Yes, 'Senna' undoubtedly has more name recognition and instant appeal for F1 fans and those familiar with the driver's decade-long career. But Ayrton's obvious virtuosity, humility and lasting impact broadens his tale beyond a mere racing documentary. And with voice-over interviews from Senna's family, friends and admirers (rather than the typical talking heads) and a wealth of archival footage that allowed Kapadia to cut between multiple angles, 'Senna' presents a real-life story with the look of a fiction film.
Thanks to an agreement with Formula One, the often never-before-seen footage takes us into the garage with Ayrton, into pre-race drivers' meetings, and even into his car via an on-board camera. It's a thrilling angle that instantly communicates the intensity and difficulty of a Formula One race for newcomers, but it's also used as a sobering reminder of their potential danger, as Kapadia includes over-the-shoulder footage leading up to the accident that claimed Senna's life.

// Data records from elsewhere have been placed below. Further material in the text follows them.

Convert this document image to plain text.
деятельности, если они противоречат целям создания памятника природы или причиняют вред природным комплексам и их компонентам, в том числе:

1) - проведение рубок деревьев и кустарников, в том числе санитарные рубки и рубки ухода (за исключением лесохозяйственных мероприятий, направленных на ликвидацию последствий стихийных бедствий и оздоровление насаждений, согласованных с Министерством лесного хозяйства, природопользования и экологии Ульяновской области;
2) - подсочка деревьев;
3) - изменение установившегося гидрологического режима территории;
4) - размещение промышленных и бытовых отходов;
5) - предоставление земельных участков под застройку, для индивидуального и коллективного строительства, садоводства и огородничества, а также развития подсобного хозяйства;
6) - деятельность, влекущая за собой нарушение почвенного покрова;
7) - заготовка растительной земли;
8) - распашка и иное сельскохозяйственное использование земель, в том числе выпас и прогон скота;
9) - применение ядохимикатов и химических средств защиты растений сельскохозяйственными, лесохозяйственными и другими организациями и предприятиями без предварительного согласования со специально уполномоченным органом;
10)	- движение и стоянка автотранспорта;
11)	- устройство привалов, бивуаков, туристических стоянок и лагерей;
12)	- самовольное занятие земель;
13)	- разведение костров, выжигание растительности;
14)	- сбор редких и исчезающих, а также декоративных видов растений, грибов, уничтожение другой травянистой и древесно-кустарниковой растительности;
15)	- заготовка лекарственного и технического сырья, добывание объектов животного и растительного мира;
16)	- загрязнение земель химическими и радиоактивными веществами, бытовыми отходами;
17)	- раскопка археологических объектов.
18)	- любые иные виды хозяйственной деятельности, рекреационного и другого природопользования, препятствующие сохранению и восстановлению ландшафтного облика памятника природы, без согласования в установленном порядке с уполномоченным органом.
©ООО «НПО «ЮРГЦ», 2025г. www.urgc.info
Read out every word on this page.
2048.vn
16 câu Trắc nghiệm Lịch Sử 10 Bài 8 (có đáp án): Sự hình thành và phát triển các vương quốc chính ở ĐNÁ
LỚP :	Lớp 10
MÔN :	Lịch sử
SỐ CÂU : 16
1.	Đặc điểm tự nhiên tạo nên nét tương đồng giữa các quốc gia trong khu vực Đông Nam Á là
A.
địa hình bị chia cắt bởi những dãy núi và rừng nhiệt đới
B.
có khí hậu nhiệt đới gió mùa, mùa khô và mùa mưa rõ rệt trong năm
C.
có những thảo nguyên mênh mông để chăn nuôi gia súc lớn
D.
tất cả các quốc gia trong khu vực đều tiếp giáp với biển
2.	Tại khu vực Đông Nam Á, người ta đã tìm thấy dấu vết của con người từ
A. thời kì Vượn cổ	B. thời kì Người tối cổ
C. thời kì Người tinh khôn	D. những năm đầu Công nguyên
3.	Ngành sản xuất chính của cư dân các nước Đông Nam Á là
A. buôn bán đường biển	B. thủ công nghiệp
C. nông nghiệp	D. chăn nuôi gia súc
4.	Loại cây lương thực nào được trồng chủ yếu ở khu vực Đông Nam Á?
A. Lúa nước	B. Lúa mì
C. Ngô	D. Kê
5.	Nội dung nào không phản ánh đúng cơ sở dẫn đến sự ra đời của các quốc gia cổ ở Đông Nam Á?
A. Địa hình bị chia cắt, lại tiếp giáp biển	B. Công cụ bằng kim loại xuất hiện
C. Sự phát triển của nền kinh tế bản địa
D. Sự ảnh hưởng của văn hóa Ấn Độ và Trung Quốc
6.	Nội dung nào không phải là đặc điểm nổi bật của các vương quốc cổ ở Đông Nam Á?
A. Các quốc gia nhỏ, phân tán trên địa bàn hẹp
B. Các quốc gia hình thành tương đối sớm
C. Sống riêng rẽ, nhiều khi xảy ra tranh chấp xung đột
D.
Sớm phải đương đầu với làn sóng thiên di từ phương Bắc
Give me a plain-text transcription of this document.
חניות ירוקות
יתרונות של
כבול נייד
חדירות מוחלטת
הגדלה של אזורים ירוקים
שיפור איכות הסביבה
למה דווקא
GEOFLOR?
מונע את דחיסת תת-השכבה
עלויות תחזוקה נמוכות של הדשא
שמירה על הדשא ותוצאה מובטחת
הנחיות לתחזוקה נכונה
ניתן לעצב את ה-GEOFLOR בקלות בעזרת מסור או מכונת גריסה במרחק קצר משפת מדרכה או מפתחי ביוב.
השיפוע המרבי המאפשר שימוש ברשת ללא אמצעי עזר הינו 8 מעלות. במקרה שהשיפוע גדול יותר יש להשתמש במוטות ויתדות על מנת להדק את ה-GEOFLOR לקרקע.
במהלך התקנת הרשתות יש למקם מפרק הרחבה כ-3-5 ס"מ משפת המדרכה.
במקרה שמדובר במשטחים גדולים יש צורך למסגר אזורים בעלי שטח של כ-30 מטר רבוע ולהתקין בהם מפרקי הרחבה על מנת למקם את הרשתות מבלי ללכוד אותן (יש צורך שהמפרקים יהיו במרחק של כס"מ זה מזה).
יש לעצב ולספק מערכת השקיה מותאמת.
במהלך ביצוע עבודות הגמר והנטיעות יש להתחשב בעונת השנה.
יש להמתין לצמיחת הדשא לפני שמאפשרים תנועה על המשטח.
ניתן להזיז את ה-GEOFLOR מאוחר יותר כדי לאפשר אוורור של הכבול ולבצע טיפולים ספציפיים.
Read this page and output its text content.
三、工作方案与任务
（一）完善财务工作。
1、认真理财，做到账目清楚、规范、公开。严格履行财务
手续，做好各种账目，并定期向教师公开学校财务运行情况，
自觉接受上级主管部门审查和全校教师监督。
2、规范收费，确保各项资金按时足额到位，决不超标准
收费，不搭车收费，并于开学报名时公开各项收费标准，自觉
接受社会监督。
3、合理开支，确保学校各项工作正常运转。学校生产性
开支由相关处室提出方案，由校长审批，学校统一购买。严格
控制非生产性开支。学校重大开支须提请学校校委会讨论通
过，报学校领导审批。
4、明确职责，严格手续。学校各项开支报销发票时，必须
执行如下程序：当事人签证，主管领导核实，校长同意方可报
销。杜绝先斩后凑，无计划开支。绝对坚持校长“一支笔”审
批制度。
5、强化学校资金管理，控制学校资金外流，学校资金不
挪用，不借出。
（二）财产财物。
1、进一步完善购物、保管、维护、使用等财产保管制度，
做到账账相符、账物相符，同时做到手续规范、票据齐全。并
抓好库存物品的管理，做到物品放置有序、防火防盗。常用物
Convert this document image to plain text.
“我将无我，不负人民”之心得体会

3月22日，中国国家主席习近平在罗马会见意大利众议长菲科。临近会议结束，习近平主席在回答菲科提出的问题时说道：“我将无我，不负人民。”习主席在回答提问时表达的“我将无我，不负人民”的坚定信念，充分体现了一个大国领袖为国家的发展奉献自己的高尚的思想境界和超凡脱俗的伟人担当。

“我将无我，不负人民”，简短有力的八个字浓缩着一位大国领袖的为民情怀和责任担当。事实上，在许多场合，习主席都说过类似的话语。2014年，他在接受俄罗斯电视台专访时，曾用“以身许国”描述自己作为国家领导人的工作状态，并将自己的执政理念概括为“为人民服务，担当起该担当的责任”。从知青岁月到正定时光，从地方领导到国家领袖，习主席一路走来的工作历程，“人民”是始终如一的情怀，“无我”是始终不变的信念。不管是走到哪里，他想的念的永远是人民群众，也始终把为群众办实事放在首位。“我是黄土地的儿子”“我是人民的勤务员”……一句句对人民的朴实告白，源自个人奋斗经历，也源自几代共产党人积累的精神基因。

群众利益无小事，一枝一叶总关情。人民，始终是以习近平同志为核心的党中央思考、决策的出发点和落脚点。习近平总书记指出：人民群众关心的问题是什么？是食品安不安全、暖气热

But more than just thrills and danger, 'Senna' is a story with ready-made drama. Kapadia turns Prost and then-F1 president Jean-Marie Balestre (with whom Senna had a contentious relationship) into shifty villains worthy of any feel-good sports movie. And when a questionable collision and resulting technicality robs Ayrton of his second straight world championship, you don't need to know the fine print on Regulation 51 of the FIA rule book to feel outraged on Senna's behalf.
The director wisely keeps the focus on his star though, and he makes for a fascinating subject. And because 'Senna' is ultimately a compelling human story first and racing movie second, you don't have to start out a fan, though you may become one by the time the documentary's over.
'Senna' opens in select cities across the United States on August 12, and in select cities in Canada on August 19.